Virtually every state has a tax bulk sales provision that requires buyers of business assets to file a notice with the state of any purchase of business assets outside the ordinary course of business. This means that every bulk asset sale of a business has to be reported by the buyer for those states in which the seller does business. Failure to file this notice and then withhold any taxes claimed due by the state will result in the buyer's being personally liable for the unpaid back taxes of the seller.

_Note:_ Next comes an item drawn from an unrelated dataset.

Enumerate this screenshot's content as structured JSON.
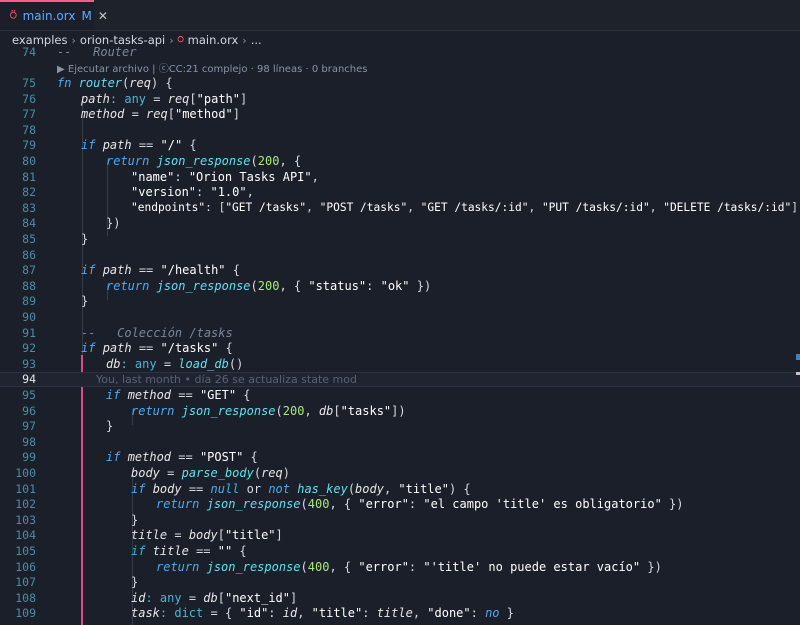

The costly penalty for failing to file a tax bulk sales notice was recently illustrated in Douglasville Hospitality, Inc. v. Riley, Georgia Tax Tribunal, in a decision that was issued on July 23, 2015. In that case, the buyer purchased a hotel in Georgia but did not file the required tax bulk sales notice with the Georgia Department of Revenue (DOR). The seller previously filed its sales and use tax returns for the past years of the hotel's operations but had not paid the tax due or the interest and penalties assessed. As a result, the Georgia DOR issued an assessment to the buyer for the unpaid amounts. The buyer contended that it should not be held liable for the back taxes and that the normal three-year statute of limitations should apply. The Georgia Tax Tribunal disagreed and held that the buyer's failure to file the tax bulk sales notice made it personally liable for the back taxes, interest and penalties due from the seller. Moreover, the Tribunal held that Georgia did not have a statute of limitations on taxes due as a result of failing to file this tax bulk sales notice, and the normal three-year statute of limitations on assessments could not be extended to such transactions and, thus, did not apply.

This recent Georgia case is one of many that emphasizes how not filing a tax bulk sales notice in the asset sales of a business can be costly to the buyer. As a result, this should be considered a key requirement for buyers in asset purchase transactions.